Responsible gun owners should take reasonable means to ensure their guns do not fall into criminal hands. Just leaving them in your house or in the gun rack of your pickup isn’t enough.

I would say your guns should be secured such that the typical burglary would not be able to remove them from your house. That is, the typical smash-and-grab where they quickly take anything of value. Your guns should be secured in a safe or other means which would require great effort by the burglar to remove. If he’s determined and takes your guns anyway, the police file that in the report (crooks cut through gun safe) and you’re off the hook. But if they just take them off your mantle, you’re in trouble.

But who decides what’s constitutional and what isn’t?

If the answer is anyone who owns a gun can decide for themselves what laws they want to obey and ignore any laws they don’t like, then that right there seems like a good argument for gun control. Nobody should be above the law - not police officers, not Presidents, and not gun owners.

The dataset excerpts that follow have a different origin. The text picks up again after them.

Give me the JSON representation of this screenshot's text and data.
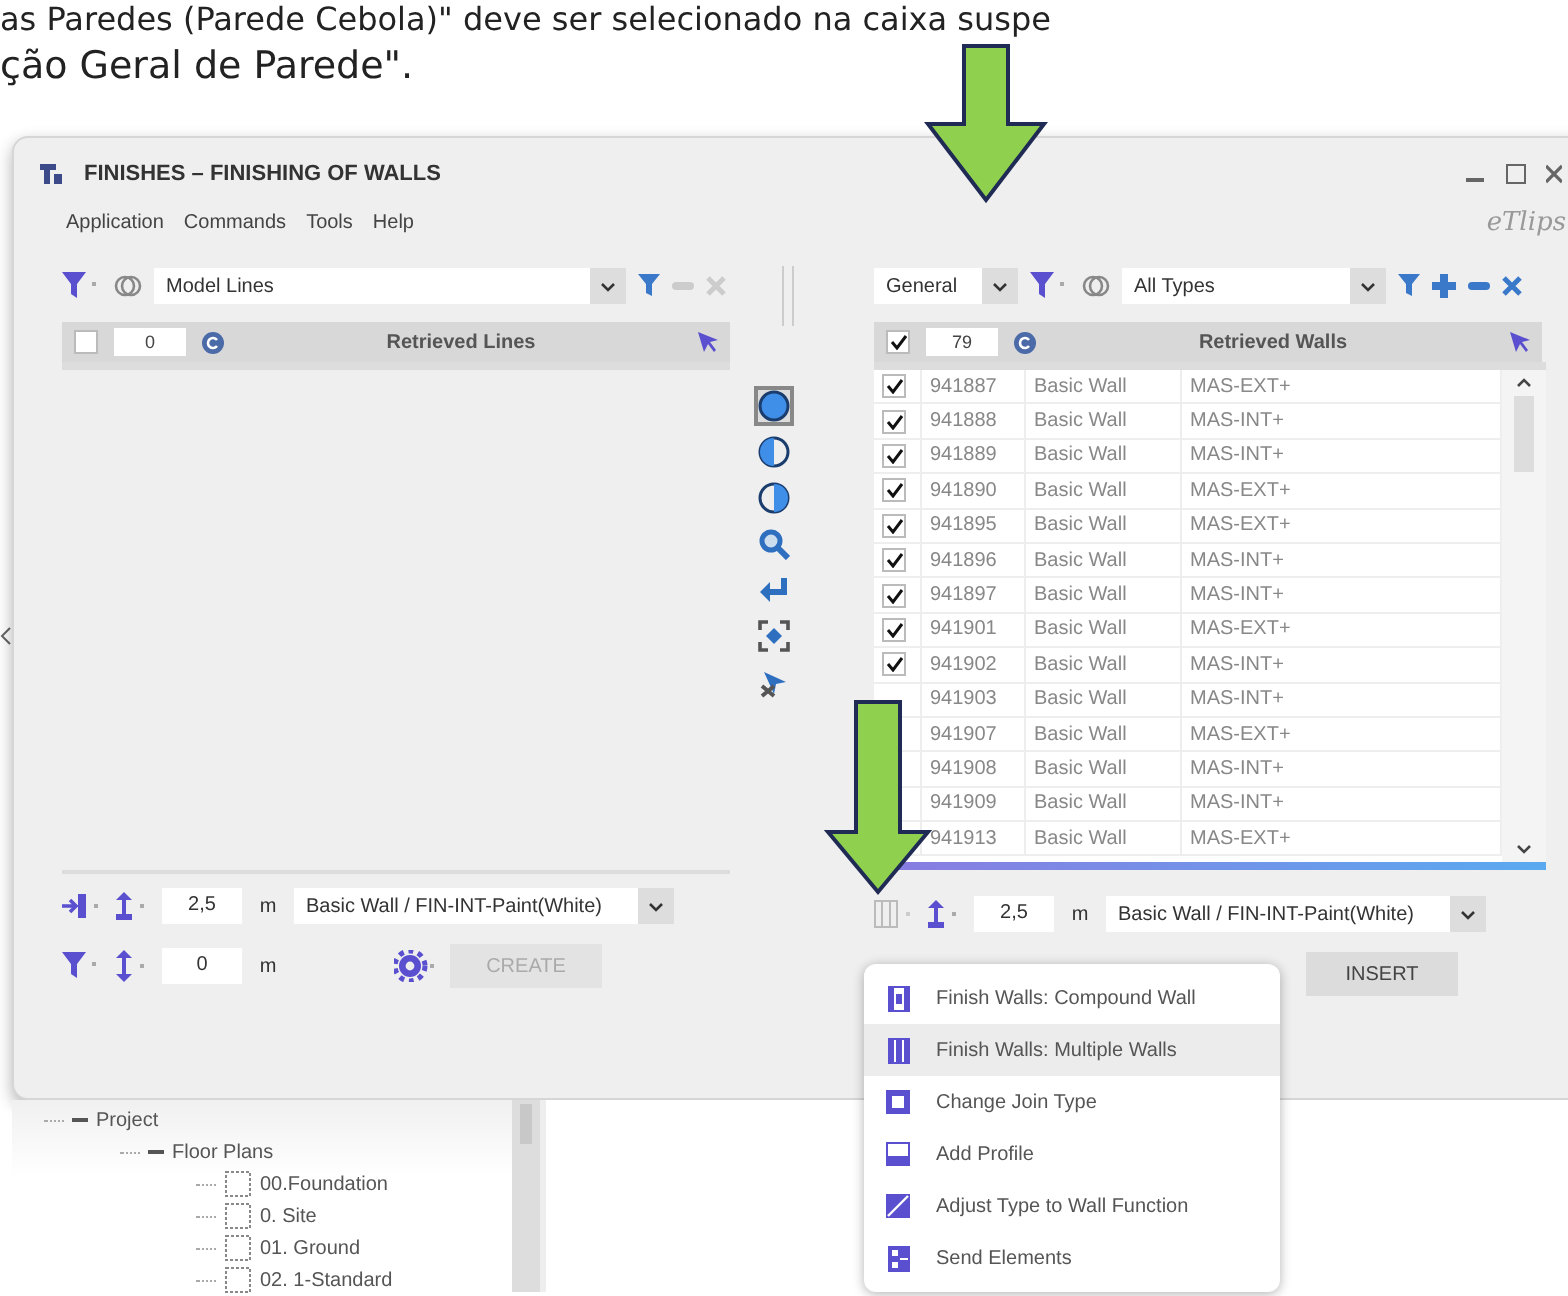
{
  "caption": {
    "lines": [
      "as Paredes (Parede Cebola)\" deve ser selecionado na caixa suspe",
      "ção Geral de Parede\"."
    ]
  },
  "window": {
    "title": "FINISHES – FINISHING OF WALLS",
    "logo": "eTlips"
  },
  "menu": [
    "Application",
    "Commands",
    "Tools",
    "Help"
  ],
  "left_panel": {
    "filter": "Model Lines",
    "header": {
      "checked": false,
      "count": "0",
      "title": "Retrieved Lines"
    },
    "height": {
      "value": "2,5",
      "unit": "m"
    },
    "type": "Basic Wall / FIN-INT-Paint(White)",
    "offset": {
      "value": "0",
      "unit": "m"
    },
    "button": {
      "label": "CREATE",
      "disabled": true
    }
  },
  "tools": [
    {
      "kind": "full",
      "selected": true
    },
    {
      "kind": "left",
      "selected": false
    },
    {
      "kind": "right",
      "selected": false
    },
    {
      "kind": "zoom",
      "selected": false
    },
    {
      "kind": "return",
      "selected": false
    },
    {
      "kind": "focus",
      "selected": false
    },
    {
      "kind": "cursor",
      "selected": false
    }
  ],
  "right_panel": {
    "category": "General",
    "filter": "All Types",
    "header": {
      "checked": true,
      "count": "79",
      "title": "Retrieved Walls"
    },
    "rows": [
      {
        "id": "941887",
        "type": "Basic Wall",
        "name": "MAS-EXT+",
        "checked": true
      },
      {
        "id": "941888",
        "type": "Basic Wall",
        "name": "MAS-INT+",
        "checked": true
      },
      {
        "id": "941889",
        "type": "Basic Wall",
        "name": "MAS-INT+",
        "checked": true
      },
      {
        "id": "941890",
        "type": "Basic Wall",
        "name": "MAS-EXT+",
        "checked": true
      },
      {
        "id": "941895",
        "type": "Basic Wall",
        "name": "MAS-EXT+",
        "checked": true
      },
      {
        "id": "941896",
        "type": "Basic Wall",
        "name": "MAS-INT+",
        "checked": true
      },
      {
        "id": "941897",
        "type": "Basic Wall",
        "name": "MAS-INT+",
        "checked": true
      },
      {
        "id": "941901",
        "type": "Basic Wall",
        "name": "MAS-EXT+",
        "checked": true
      },
      {
        "id": "941902",
        "type": "Basic Wall",
        "name": "MAS-INT+",
        "checked": true
      },
      {
        "id": "941903",
        "type": "Basic Wall",
        "name": "MAS-INT+"
      },
      {
        "id": "941907",
        "type": "Basic Wall",
        "name": "MAS-EXT+"
      },
      {
        "id": "941908",
        "type": "Basic Wall",
        "name": "MAS-INT+"
      },
      {
        "id": "941909",
        "type": "Basic Wall",
        "name": "MAS-INT+"
      },
      {
        "id": "941913",
        "type": "Basic Wall",
        "name": "MAS-EXT+"
      }
    ],
    "height": {
      "value": "2,5",
      "unit": "m"
    },
    "type": "Basic Wall / FIN-INT-Paint(White)",
    "button": {
      "label": "INSERT",
      "disabled": false
    }
  },
  "dropdown_menu": [
    {
      "label": "Finish Walls: Compound Wall",
      "kind": "compound",
      "selected": false
    },
    {
      "label": "Finish Walls: Multiple Walls",
      "kind": "multiple",
      "selected": true
    },
    {
      "label": "Change Join Type",
      "kind": "join",
      "selected": false
    },
    {
      "label": "Add Profile",
      "kind": "profile",
      "selected": false
    },
    {
      "label": "Adjust Type to Wall Function",
      "kind": "adjust",
      "selected": false
    },
    {
      "label": "Send Elements",
      "kind": "send",
      "selected": false
    }
  ],
  "tree": [
    {
      "label": "Project",
      "expanded": true,
      "children": [
        {
          "label": "Floor Plans",
          "expanded": true,
          "children": [
            {
              "label": "00.Foundation"
            },
            {
              "label": "0. Site"
            },
            {
              "label": "01. Ground"
            },
            {
              "label": "02. 1-Standard"
            }
          ]
        }
      ]
    }
  ]
}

Lots of talk about registering firearms as a potential solution. The point of registration, I presume, is to be able to identify who owns what–so let’s build a feasible layer of security into registration and have a ballistics sample so we can work backward to the owner using only a spent murderbullet. Ok? Not so crazy? And registration is really most effective if all guns are registered–otherwise what’s the point? So that was built in to the hypothetical. Once ownership of guns is known, there is a black market demand for non-owned guns. Do you really think that market will go unsupplied? Who’s buying? I dunno, gangbangers, pissed off Jimmy who wants to shoot his old lady for messin’ 'round, gun nuts who don’t feel like the gubmint should know what kind of heat they own…? I don’t really see how it’s all that far-fetched, but I’d be willing to listen.

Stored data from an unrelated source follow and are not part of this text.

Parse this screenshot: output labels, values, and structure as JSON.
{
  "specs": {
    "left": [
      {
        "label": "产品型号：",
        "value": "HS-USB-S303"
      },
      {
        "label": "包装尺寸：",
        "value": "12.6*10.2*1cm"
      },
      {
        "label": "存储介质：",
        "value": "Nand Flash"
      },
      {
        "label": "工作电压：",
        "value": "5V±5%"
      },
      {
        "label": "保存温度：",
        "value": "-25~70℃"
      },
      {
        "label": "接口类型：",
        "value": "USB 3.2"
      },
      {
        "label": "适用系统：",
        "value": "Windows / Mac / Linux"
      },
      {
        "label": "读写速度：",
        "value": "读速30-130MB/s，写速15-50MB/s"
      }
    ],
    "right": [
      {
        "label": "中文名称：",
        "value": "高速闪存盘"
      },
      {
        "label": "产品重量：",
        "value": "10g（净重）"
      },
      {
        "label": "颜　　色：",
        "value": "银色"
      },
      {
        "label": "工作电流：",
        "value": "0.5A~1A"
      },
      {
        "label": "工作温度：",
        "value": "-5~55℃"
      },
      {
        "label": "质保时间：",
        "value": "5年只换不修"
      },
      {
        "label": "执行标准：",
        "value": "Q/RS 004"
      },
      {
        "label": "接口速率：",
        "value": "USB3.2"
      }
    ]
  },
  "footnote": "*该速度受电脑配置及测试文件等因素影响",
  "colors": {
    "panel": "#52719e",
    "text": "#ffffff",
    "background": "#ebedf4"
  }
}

The OP may have meant it as a joke, but it seems to be based on a real, or at least contemplated, idea. I think it harms the credibility of “responsible” gun owners, even (although less so) when said in jest.

And I would say that’s a stupid idea.

That’s a reasonable point. Are any of those things happening regularly (aside from the newspaper publication, which has been condemned from all sides)? After all, shouldn’t insurance companies and lenders be tickled pink that your home and family are so well defended?